Preoperative chemotherapy prior to nephrectomy is indicated in the following situations:[10,17,20,21,22,23]
- Metachronous bilateral Wilms tumor.
- Wilms tumor in a solitary kidney.
- Extension of tumor thrombus above the level of the hepatic veins.
- Tumor involves contiguous structures whereby the only means of removing the kidney tumor requires removal of the other structures (e.g., spleen, pancreas, colon but excluding the adrenal gland).
- Pulmonary compromise due to extensive pulmonary metastases.
- Retroperitoneal rupture with free fluid contained by Gerota fascia.
Patients with massive, nonresectable unilateral tumors, bilateral tumors, or venacaval tumor thrombus extending above the hepatic veins are candidates for preoperative chemotherapy because of the risk of initial surgical resection.[10,17,20,21] Preoperative chemotherapy should follow a biopsy, except in the setting of bilateral disease (COG-AREN0534).
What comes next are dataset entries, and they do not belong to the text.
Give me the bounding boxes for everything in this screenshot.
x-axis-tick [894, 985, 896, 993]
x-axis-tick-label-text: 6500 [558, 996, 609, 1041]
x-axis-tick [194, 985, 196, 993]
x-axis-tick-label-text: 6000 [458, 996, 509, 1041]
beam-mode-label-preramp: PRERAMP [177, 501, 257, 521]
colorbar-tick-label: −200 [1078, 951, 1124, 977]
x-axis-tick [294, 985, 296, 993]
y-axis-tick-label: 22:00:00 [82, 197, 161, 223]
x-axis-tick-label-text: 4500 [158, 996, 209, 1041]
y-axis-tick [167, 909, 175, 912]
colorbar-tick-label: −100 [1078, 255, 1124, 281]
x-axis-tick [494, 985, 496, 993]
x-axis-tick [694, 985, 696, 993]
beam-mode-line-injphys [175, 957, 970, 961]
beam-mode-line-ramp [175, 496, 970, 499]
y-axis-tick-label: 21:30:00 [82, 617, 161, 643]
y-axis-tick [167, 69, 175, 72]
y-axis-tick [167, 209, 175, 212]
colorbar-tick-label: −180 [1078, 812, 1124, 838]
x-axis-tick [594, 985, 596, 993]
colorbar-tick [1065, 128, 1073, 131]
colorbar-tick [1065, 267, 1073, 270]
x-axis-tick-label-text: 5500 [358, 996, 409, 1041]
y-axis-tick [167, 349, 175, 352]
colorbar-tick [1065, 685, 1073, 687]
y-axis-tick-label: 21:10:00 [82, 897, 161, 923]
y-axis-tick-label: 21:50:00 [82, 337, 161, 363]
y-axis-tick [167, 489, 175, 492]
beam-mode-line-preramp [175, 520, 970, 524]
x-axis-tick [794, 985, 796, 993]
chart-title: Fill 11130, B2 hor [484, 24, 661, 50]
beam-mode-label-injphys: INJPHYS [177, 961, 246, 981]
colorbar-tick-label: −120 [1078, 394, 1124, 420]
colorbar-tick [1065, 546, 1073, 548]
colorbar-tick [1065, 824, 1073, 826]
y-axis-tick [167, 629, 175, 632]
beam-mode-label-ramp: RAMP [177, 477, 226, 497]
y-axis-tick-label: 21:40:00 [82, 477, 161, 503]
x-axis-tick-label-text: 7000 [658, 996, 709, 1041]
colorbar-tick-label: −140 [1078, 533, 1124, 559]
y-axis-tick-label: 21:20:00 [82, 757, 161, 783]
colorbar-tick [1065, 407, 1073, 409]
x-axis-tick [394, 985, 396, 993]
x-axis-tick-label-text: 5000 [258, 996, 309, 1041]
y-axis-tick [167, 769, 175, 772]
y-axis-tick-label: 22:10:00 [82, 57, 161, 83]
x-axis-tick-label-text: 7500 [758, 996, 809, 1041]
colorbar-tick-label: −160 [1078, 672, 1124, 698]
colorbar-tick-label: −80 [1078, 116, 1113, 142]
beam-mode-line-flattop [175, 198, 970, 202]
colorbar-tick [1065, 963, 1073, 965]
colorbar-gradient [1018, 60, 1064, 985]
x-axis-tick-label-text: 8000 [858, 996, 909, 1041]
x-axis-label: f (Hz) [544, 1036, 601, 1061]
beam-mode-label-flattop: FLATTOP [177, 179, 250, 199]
The biopsy may be performed percutaneously through a flank approach.[24,25,26,27,28,29] Preoperative chemotherapy should include doxorubicin in addition to vincristine and dactinomycin unless there is anaplastic histology present, which then includes treatment with other agents. The chemotherapy generally makes tumor removal easier because of the decreased size and vascular supply of the tumor and may reduce the frequency of surgical complications.[17,20,29,30,31] Postoperative radiation therapy to the tumor bed is required when a biopsy is performed or in the setting of local tumor stage III.